Nothing good has come from TFA. Time for it to fold. A non-profit that awards its administrators $200,000/$400,000 annually, and has assets in the millions and millions is plain shameful.
TFA has allowed itself to become complicit with the reform agenda – if it didn’t have that ideology to begin with. I absolutely abhor how the reformers can start up non-profits and pull enormous salaries, rather than doing a real job that benefits the public. They have been pawns for the millionaires, or vice versa. Either way, they have done great detriment to tax payers and students. Its madness, and it needs to stop.
but again. . .in a culture where minorities have every reason not to trust the folks of the dominant race in a southern town (where it might be white) who might have become teachers and come back to their home towns to teach, there is an appeal (whether or not there should be) of charters and TFAs. Now, I do think corporations use that appeal to manipulate. . .but talking about that appeal is important.
Realistic points, for sure.
Hope you read mine too.
How can it be a problem to have more help in the classroom? How can it be a problem to pay $3,000 for someone who works full-time? A TFA person can do a lot to help some students get more one-on-one attention. We have a drop out problem in Durham. Can’t the presence of TFA’ers mean that some classes have fewer students? Couldn’t it mean that some are working within classrooms to create room for more differentiated teaching? I don’t see how this is the problem.

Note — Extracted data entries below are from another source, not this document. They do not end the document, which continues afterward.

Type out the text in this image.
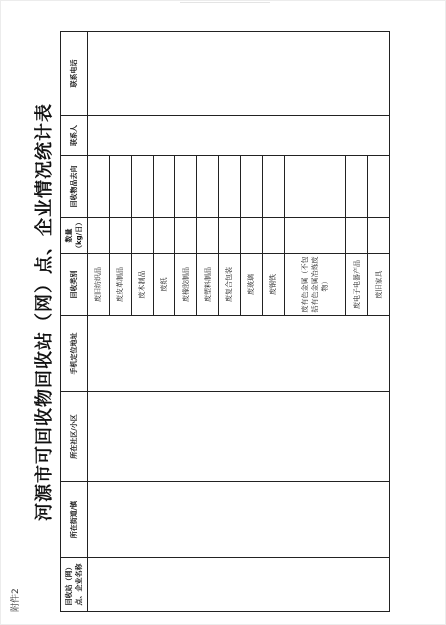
附件2
河源市可回收物回收站（网）点、企业情况统计表
回收站（网）点、企业名称	所在街道/镇	所在社区/小区	手机定位地址	回收类别	数量（kg/日）	回收物品去向	联系人	联系电话
				废旧纺织品				
				废皮革制品				
				废木制品				
				废纸				
				废橡胶制品				
				废塑料制品				
				废复合包装				
				废玻璃				
				废钢铁				
				废有色金属（不包括有色金属冶炼废物）				
				废电子电器产品				
				废旧家具				
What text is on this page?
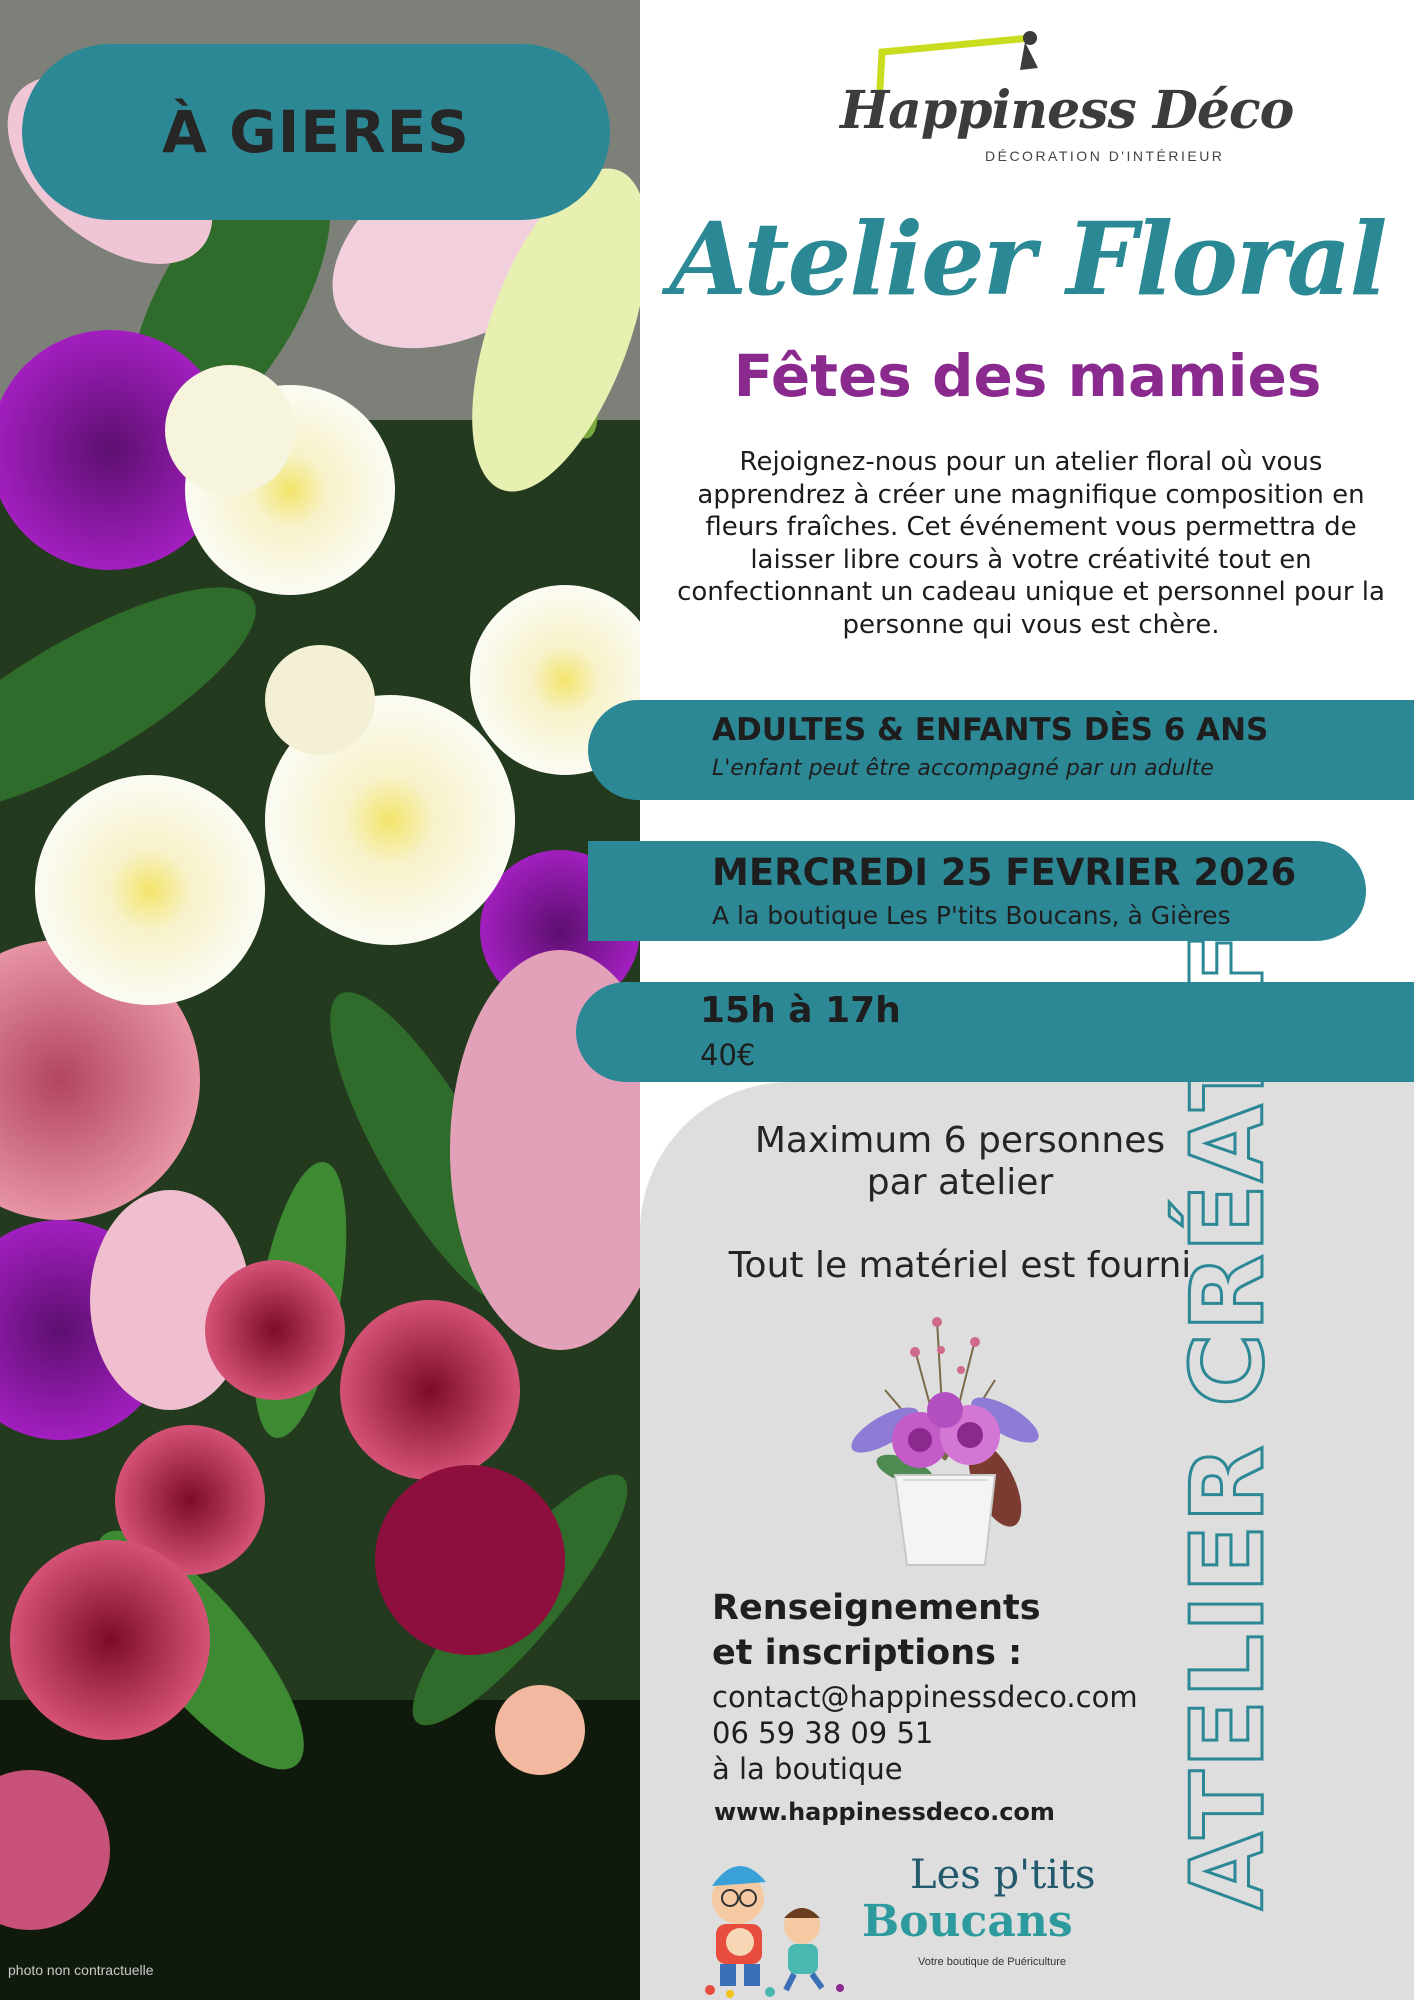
photo non contractuelle
À GIERES	Happiness Déco
DÉCORATION D'INTÉRIEUR
Atelier Floral
Fêtes des mamies
Rejoignez-nous pour un atelier floral où vous apprendrez à créer une magnifique composition en fleurs fraîches. Cet événement vous permettra de laisser libre cours à votre créativité tout en confectionnant un cadeau unique et personnel pour la personne qui vous est chère.
ADULTES & ENFANTS DÈS 6 ANS
L'enfant peut être accompagné par un adulte
MERCREDI 25 FEVRIER 2026
A la boutique Les P'tits Boucans, à Gières
15h à 17h
40€
Maximum 6 personnes
par atelier
Tout le matériel est fourni
ATELIER CRÉATIF
Renseignements
et inscriptions :
contact@happinessdeco.com
06 59 38 09 51
à la boutique
www.happinessdeco.com
Les p'tits
Boucans
Votre boutique de Puériculture
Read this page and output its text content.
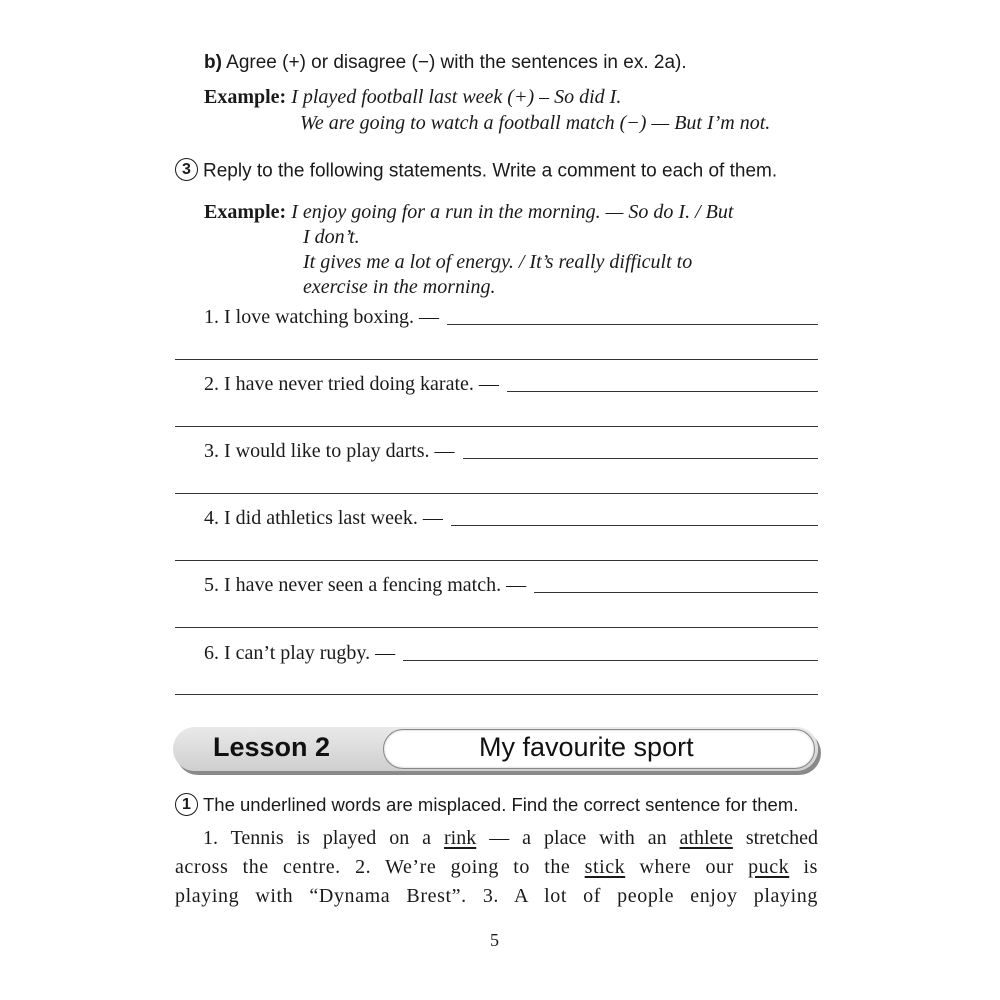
b) Agree (+) or disagree (−) with the sentences in ex. 2a).
Example: I played football last week (+) – So did I.
We are going to watch a football match (−) — But I’m not.
3 Reply to the following statements. Write a comment to each of them.
Example: I enjoy going for a run in the morning. — So do I. / But
I don’t.
It gives me a lot of energy. / It’s really difficult to
exercise in the morning.
1. I love watching boxing. —
2. I have never tried doing karate. —
3. I would like to play darts. —
4. I did athletics last week. —
5. I have never seen a fencing match. —
6. I can’t play rugby. —
Lesson 2	My favourite sport
1 The underlined words are misplaced. Find the correct sentence for them.
1. Tennis is played on a rink — a place with an athlete stretched
across the centre. 2. We’re going to the stick where our puck is
playing with “Dynama Brest”. 3. A lot of people enjoy playing
5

Long-term, TFA has another beneficial effect: it brings more of the best and brightest into a career in teaching. The filter to get into TFA is itself a positive: you have to be willing to work even if the pay isn’t great. TFA is drawing from people that come committed and motivated. Besides, TFA tends to be active in districts that are on the whole less blessed with resources.
The only way TFA can survive long term is if it changes it’s mission. They have an organizational structure built up that could be transformatively
transformed into one that send the bright young people into Americas poorest areas to provide job and parenting training and remedial ed. It would be tougher than working with kids since the adults wouldn’t put up with nonsense, but I’m sure TFA can find some extra gritty people with high expectations to step up to the challenge, bright eyed graduates who want to see and fight poverty at the front of the front lines.